The other thing that was puffed up in the room was the rat. The dead bloated rat that Sparky had put under Jane’s bed.
Fast forward a few tears, double plastic bags, carpet cleaning and a $50 tip to the window cleaner who brought the dead animal to the trash can.
Last night we had a fabulous dinner to celebrate Jane’s Birthday. The four of us stumbled into the house, giddy as we were stuffed with delicious Japanese Food and desserts, and we saw this.
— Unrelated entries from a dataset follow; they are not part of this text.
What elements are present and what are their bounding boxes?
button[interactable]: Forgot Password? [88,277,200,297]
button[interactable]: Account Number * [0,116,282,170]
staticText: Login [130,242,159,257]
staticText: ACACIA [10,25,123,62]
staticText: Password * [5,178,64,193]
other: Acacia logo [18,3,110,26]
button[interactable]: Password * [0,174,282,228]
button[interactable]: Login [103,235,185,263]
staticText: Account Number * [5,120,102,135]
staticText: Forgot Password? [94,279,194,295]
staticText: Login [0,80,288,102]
I could have run upstairs to grab a towel for her. I could have started to clean the floor, but I’m a blogger and I love you guys. So I grabbed my phone and started snapping pictures. Sparky has been eyeballing the vacuum in the pool for a few days now. I’m guessing last night she finally felt like she was in a position to nab it.
Here’s where she missed.
When we were done giggling, and the kids were tucked in Mr. G. and I just sort looked at each other and started in with the OhMyGawdWhatWouldWeDoIfTheCatDrownedOnHerBirthday talk. And then we were trying to imagine what she looked like in the pool. Then I sat around feeling sad that I didn’t have a video camera running while the cat was flailing in the pool. Because even if I’m a horrible person I’m a very good blogger, and y’all would loved that.
Even though Sparky has stolen my heart. I must say that I love Junior best.